The present study looks at a somewhat different sort of territorialism that protected resources but that was also designed to defend Anishnabe sovereignty and the Indians' right to live in their homeland. In the 1840s, the Keweenaw Indians defined a geographically based Anishnabe state. The old subsistence-driven economic territorialism briefly merged with a new polity in a last-ditch effort to perpetuate Anishnabe autonomy.


Subsistence-protecting territorialism appeared at Keweenaw Bay in 1836, when the American Fur Company began fishing commercially in the Bay. The local Indians refused to reveal the locations of the better fishing grounds to the Fur Company fishermen. The Company had hired mixed-bloods from outside the region to fish its nets. Ramsay Crooks, the president of the Company and a long-time fur trader, suspected that the Keweenaw fishermen were worried that commercialization would deplete supplies of fish as it had fur-bearing animals. It seems more likely that the Indians were upset about Metis outsiders fishing in Keweenaw waters without permission. In 1839, the Keweenaw Indians withdrew their permission for the Fur Company to fish in the Bay and to harvest wood and hay.
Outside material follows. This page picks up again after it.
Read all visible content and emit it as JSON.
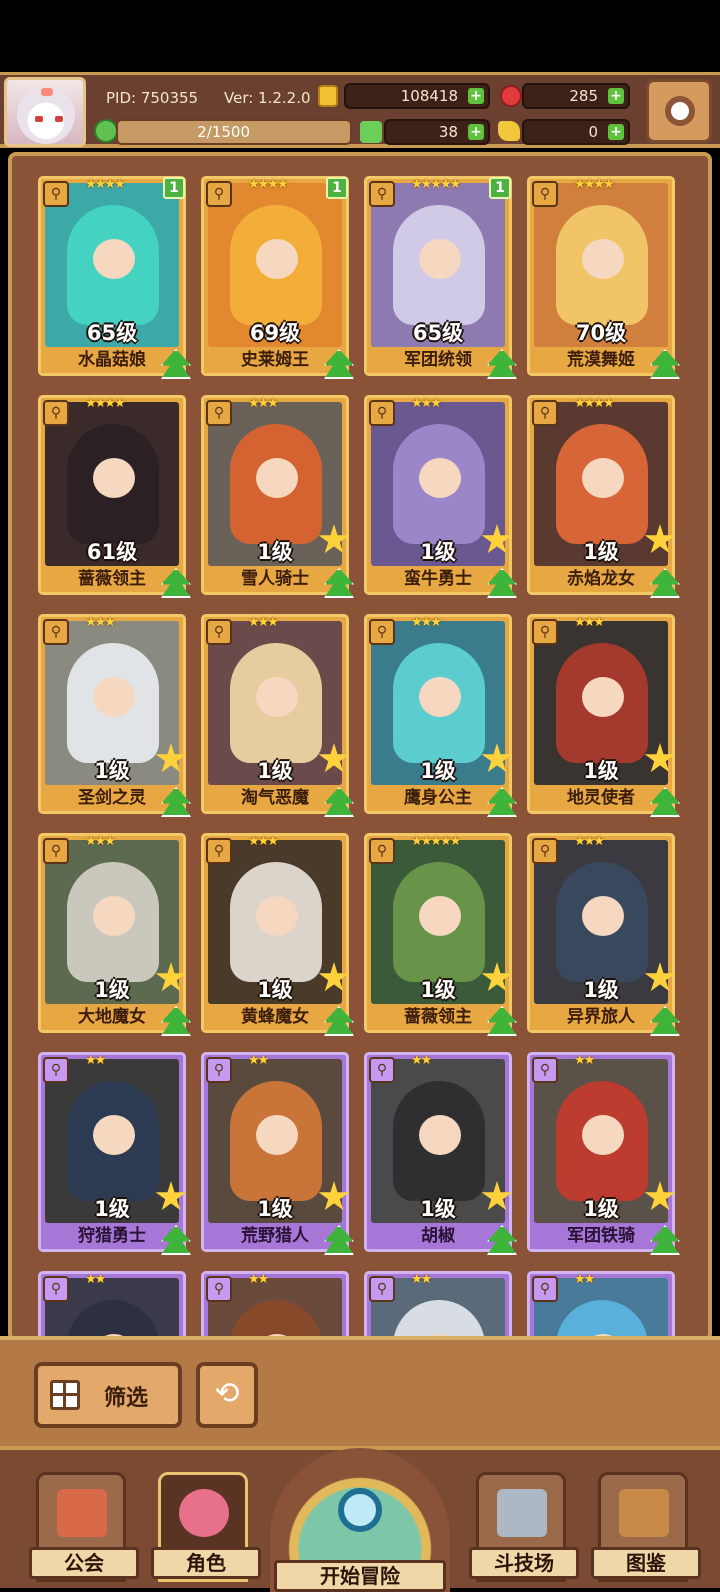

Company officials recognized the Anishnabeg's right to withhold permission, altered their policies, and soon regained access rights. (9)

The Keweenaw fishermen enthusiastically participated in the Bay area commercial fishery of the 1840s and 1850s. They did the fishing, made the nets, and processed the fish. Their dissimulation in the 1830s reflected their worries about outsiders netting fish that were crucial to the survival of Bay area people. An important part of Anishnabeg diet, fish had now become a marketable good that could be exchanged for food and other necessities. Keweenaw fishermen bought salt pork and beef, flour, corn meal, dried fruit and vegetables, and other foodstuffs with their catch and fish-related labor. When Metis fishermen made nets and caught local fish, they took food out of the people's mouths. It is no wonder that Keweenaw fishermen withheld information as they did. (10)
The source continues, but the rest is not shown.